Carrón draws heavily on his experience as a teacher and educator. He repeats what he explained to the students to make them understand that hope in the future rests on something that happens in the present, according to Fr. Giussani’s definition. He said to his Spanish students: “If you have a loved one who is seriously ill, so much so that he leaves little hope, and at some point you come to know that on the other side of the world another person with the same disease has been healed, this changes, and how!, your gaze on the future”. Only an event now, a presence, makes hope in the future reasonable and possible. Not just any presence, though. “Of course not. Not every presence knows how to give security in the storm like that of Jesus on the boat with his disciples. But there we see that hope rests on faith, on the trust that we, like his disciples, place or not in that exceptional man, who was killed and whom they had seen risen, alive”. In the end, everything is condensed into this: if it is possible that it happens, indeed if it happens today what happened two thousand years ago on the shores of the Sea of Galilee. The answer is: it does happen. Not by magic: because of the meeting with certain people, changed by that event and witnesses of it”.

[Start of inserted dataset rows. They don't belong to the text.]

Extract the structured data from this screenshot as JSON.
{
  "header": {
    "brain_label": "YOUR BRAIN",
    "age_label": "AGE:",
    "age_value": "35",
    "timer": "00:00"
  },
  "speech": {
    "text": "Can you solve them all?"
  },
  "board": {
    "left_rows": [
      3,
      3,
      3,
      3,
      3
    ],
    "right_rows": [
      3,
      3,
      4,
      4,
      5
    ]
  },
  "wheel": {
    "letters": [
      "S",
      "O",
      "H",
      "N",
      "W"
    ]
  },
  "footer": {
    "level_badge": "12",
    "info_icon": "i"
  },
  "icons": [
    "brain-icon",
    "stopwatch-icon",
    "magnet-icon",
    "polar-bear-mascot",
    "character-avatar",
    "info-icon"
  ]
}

At the Meeting, on the first day, there was a beautiful documentation of such an experience. The autobiographical one of the Spanish intellectual Mikel Azurmendi, who first met a voice on the radio who said “different” things, then a friend of his, then another, all with a very normal extraordinary life, to be desirable, and whose only explanation is Christ here and present.

In the last part of the conversation with Scholz, Carrón had the opportunity to illustrate how this position is neither the opium of the peoples, nor a spiritualistic retreat, but it makes people put their fingers in the pie with enthusiasm, intelligence and generosity, in an attempt to build more just social forms of life for man. Nor is it a position that one gets away with postponing everything to the afterlife. The verification is not in eternal happiness, but in the hundredfold down here. Here, a vast field of work opens up in all the folds and structures of living. A real path of education and growth of young people is defined, beginning with the parent-child relationship or, in any case, the educator-disciple. This is the way: to introduce reality as a great forge of opportunities and suggestions, accepting the risk, without trying to spare children the impact with reality, perceived as a threat from which to protect themselves, “by injecting fear into their blood”.

To the initial question - where does hope come from? - now the most complete and not stuck answer is therefore: “From an exceptional and unexpected gift that reaches us through a carnal encounter and that makes us fulfill ourselves”.